By Steve Holland
WASHINGTON (Reuters) - Republican Mitt Romney would tackle tough debt and deficit problems if elected on November 6 in ways that could leave him at risk of being a one-term president, a potential vice presidential running mate, Senator Rob Portman, said on Tuesday.
"This is something I have never said publicly, I've told my wife this, but I think he'd be willing to risk being a one-term president in order to make the tough decisions that are going to be required," Portman told the Reuters Washington Summit.
The Ohio senator was quick to add that he did not believe a President Romney would face such a scenario, and that voters would "reward that kind of leadership" with a second term by making the difficult decisions to reverse America's lingering fiscal problems and generate economic growth.
Painful and unpopular choices await the next president of the United States, whether it be Romney or the Democratic incumbent Barack Obama, in getting control of $1 trillion annual deficits and a national debt of $15 trillion.

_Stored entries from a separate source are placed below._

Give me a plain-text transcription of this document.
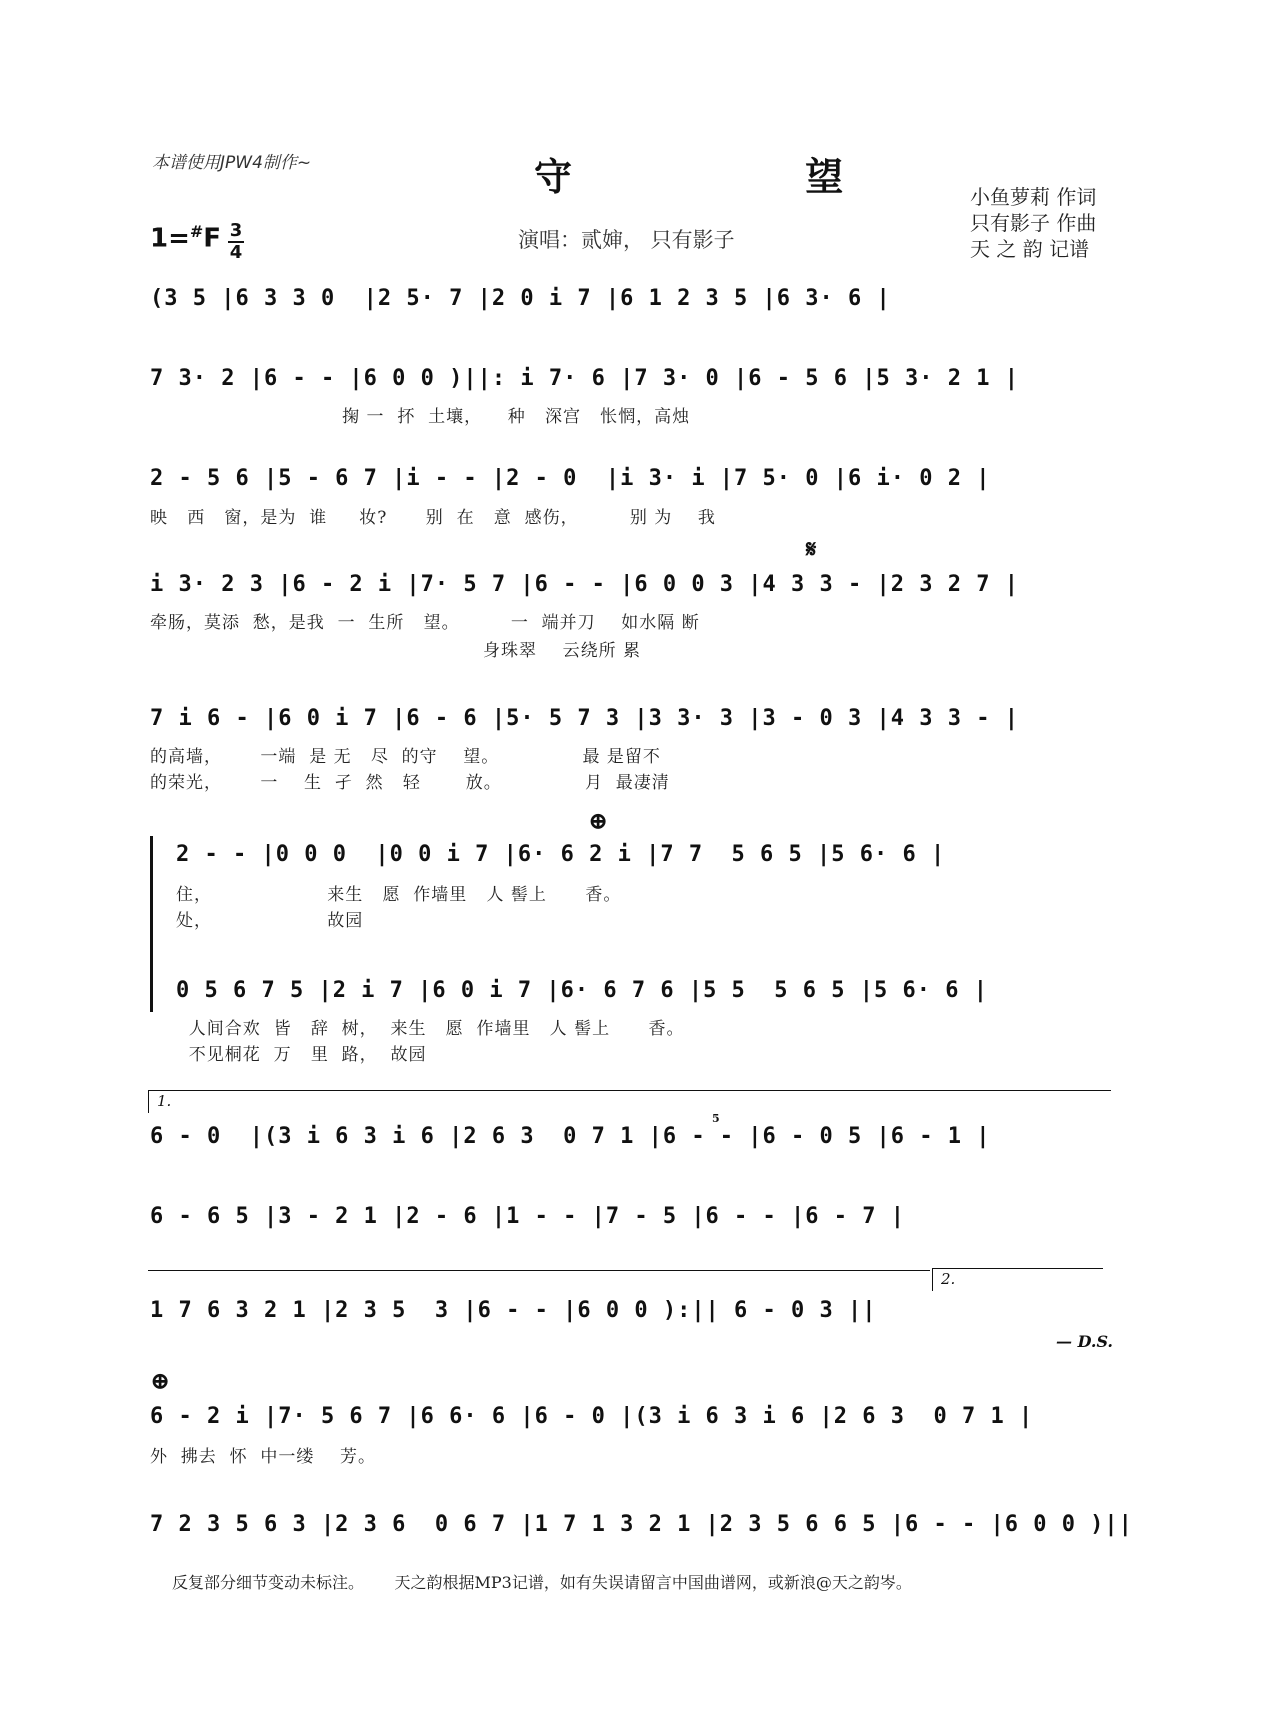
本谱使用JPW4制作~	守 望
1=#F 3
4
演唱：贰婶， 只有影子
小鱼萝莉 作词
只有影子 作曲
天 之 韵 记谱
(3 5 |6 3 3 0  |2 5· 7 |2 0 i 7 |6 1 2 3 5 |6 3· 6 |
7 3· 2 |6 - - |6 0 0 )||: i 7· 6 |7 3· 0 |6 - 5 6 |5 3· 2 1 |
掬 一  抔  土壤，    种   深宫   怅惘，高烛
2 - 5 6 |5 - 6 7 |i - - |2 - 0  |i 3· i |7 5· 0 |6 i· 0 2 |
映   西   窗，是为  谁     妆?      别  在   意  感伤，        别 为    我
𝄋
i 3· 2 3 |6 - 2 i |7· 5 7 |6 - - |6 0 0 3 |4 3 3 - |2 3 2 7 |
牵肠，莫添  愁，是我  一  生所   望。        一  端并刀    如水隔 断
身珠翠    云绕所 累
7 i 6 - |6 0 i 7 |6 - 6 |5· 5 7 3 |3 3· 3 |3 - 0 3 |4 3 3 - |
的高墙，      一端  是 无   尽  的守    望。             最 是留不
的荣光，      一    生  孑  然   轻       放。             月  最凄清
⊕
2 - - |0 0 0  |0 0 i 7 |6· 6 2 i |7 7  5 6 5 |5 6· 6 |
住，                  来生   愿  作墙里   人 髻上      香。
处，                  故园
0 5 6 7 5 |2 i 7 |6 0 i 7 |6· 6 7 6 |5 5  5 6 5 |5 6· 6 |
人间合欢  皆   辞  树，  来生   愿  作墙里   人 髻上      香。
不见桐花  万   里  路，  故园
1.
5
6 - 0  |(3 i 6 3 i 6 |2 6 3  0 7 1 |6 - - |6 - 0 5 |6 - 1 |
6 - 6 5 |3 - 2 1 |2 - 6 |1 - - |7 - 5 |6 - - |6 - 7 |
2.
1 7 6 3 2 1 |2 3 5  3 |6 - - |6 0 0 ):|| 6 - 0 3 ||
— D.S.
⊕
6 - 2 i |7· 5 6 7 |6 6· 6 |6 - 0 |(3 i 6 3 i 6 |2 6 3  0 7 1 |
外  拂去  怀  中一缕    芳。
7 2 3 5 6 3 |2 3 6  0 6 7 |1 7 1 3 2 1 |2 3 5 6 6 5 |6 - - |6 0 0 )||
反复部分细节变动未标注。      天之韵根据MP3记谱，如有失误请留言中国曲谱网，或新浪@天之韵岑。
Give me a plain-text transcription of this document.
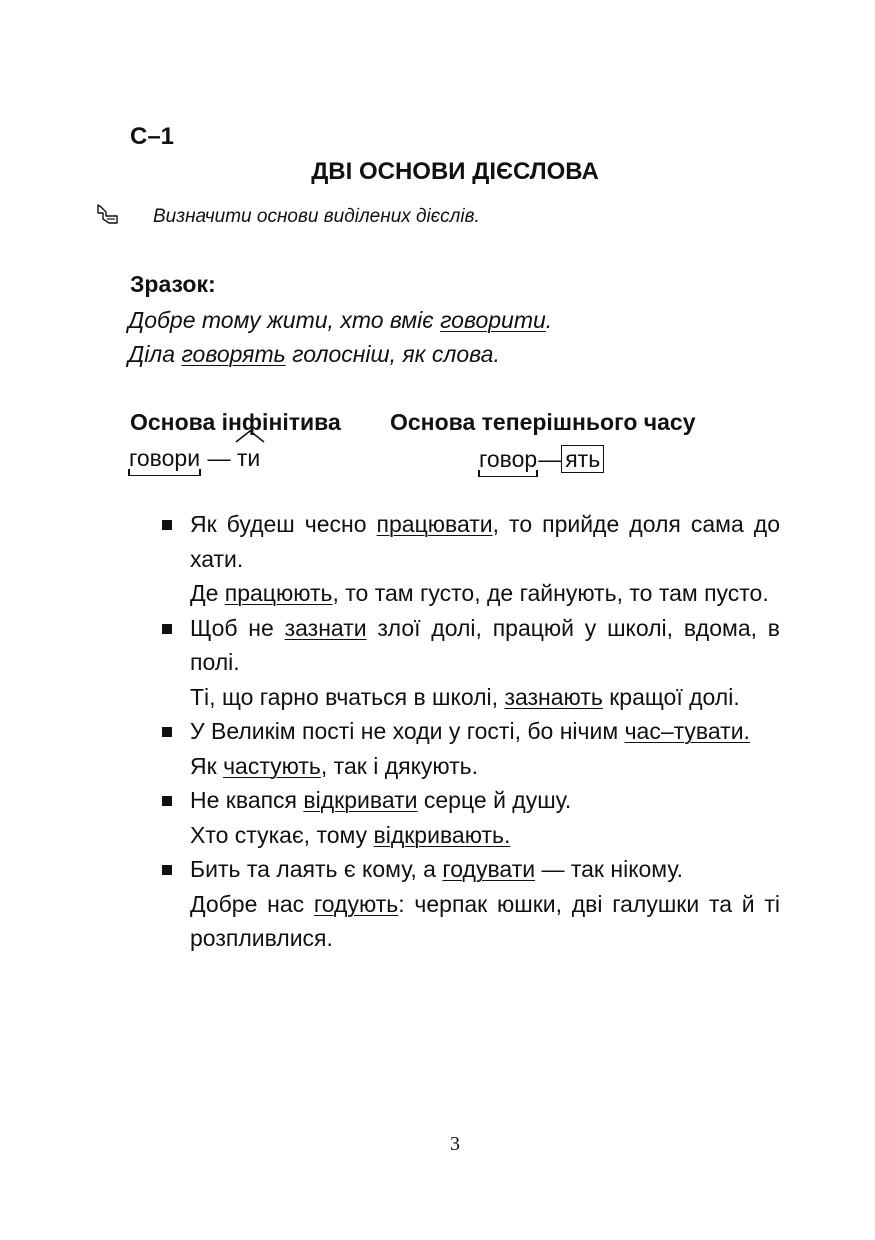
С–1
ДВІ ОСНОВИ ДІЄСЛОВА
Визначити основи виділених дієслів.
Зразок:
Добре тому жити, хто вміє говорити.
Діла говорять голосніш, як слова.
Основа інфінітива Основа теперішнього часу
говори — ти	говор— ять

Як будеш чесно працювати, то прийде доля сама до хати.

Де працюють, то там густо, де гайнують, то там пусто.

Щоб не зазнати злої долі, працюй у школі, вдома, в полі.

Ті, що гарно вчаться в школі, зазнають кращої долі.

У Великім пості не ходи у гості, бо нічим час–тувати.

Як частують, так і дякують.

Не квапся відкривати серце й душу.

Хто стукає, тому відкривають.

Бить та лаять є кому, а годувати — так нікому.

Добре нас годують: черпак юшки, дві галушки та й ті розпливлися.

3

It was Obama who once said if he cannot get the economy back on track, he'd be looking at a "one-term proposition," a statement Romney has frequently used to try to convince voters to oust his opponent.
Portman, a former budget director for President George W. Bush, sounded similar to deficit hawk Mitch Daniels, the conservative Indiana governor who warns of a "red menace" of deficit spending and rising debt.
"MOST PREDICTABLE ECONOMIC CRISIS"
Portman called the current U.S. fiscal situation the "most predictable economic crisis" in history and one that should be addressed before lawmakers convene in a "lame-duck session" at the end of the year.
The year-end session in November and December could be particularly eventful because Bush-era tax cuts are set to expire and Republicans want them all extended but Obama wants to raise taxes on the wealthy.
Portman, who has been involved in Senate negotiations over tackling the debt, said the current tax structure should be extended only temporarily, until next April 15, to allow time for an overhaul of the U.S. tax code.
Other Republicans have talked about keeping the cuts either indefinitely or for a year in order to enact tax reform. The last time Congress addressed the tax cuts was in 2010 when they were extended for two years after a lengthy battle.
Portman would not discuss whether he is being vetted as a vice presidential choice for Romney. Portman, former Minnesota Governor Tim Pawlenty and Florida Senator Marco Rubio are among leading Republicans believed to be on Romney's short list.
Portman referred any question about the running mate search to the Romney campaign. "If they want to talk about it, they can," he said at the summit held at Reuters' Washington office.
With deep experience in Washington that Romney lacks, Portman has the added attraction of being from the crucial swing state of Ohio, which Romney will likely need to win if he is to become the next president. He rode with Romney on his bus tour through the state earlier this month.
Ohio's 7.2 percent unemployment rate is lower than the 8.2 national average, suggesting Romney faces an uphill climb in convincing the state to side with him. Portman said, however, that voters are "fed up" with the sluggish economy.
"It's going to be a close election in Ohio," he said. "It always is."
Both Romney and Portman are in agreement that a reduction in the corporate tax rate should be made from the current 35 percent, which is among the steepest corporate tax rates among its industrialized peers.
The two Republicans may have a slight, nuanced difference on U.S. bailouts credited with saving the auto industry. Romney opposed the bailouts as delaying the auto industry from going through a managed bankruptcy process.
Portman agreed but says the "government had a role to play" in helping the industry. The Romney campaign pointed out their candidate has made similar comments, and that Romney has said the federal government should provide guarantees for post-bankruptcy financing.
Portman said one way to boost the U.S. economy would be through boosting U.S. exports. He said Romney would move aggressively to negotiate a series of bilateral free trade agreements, while holding China's feet to the fire on trade and currency.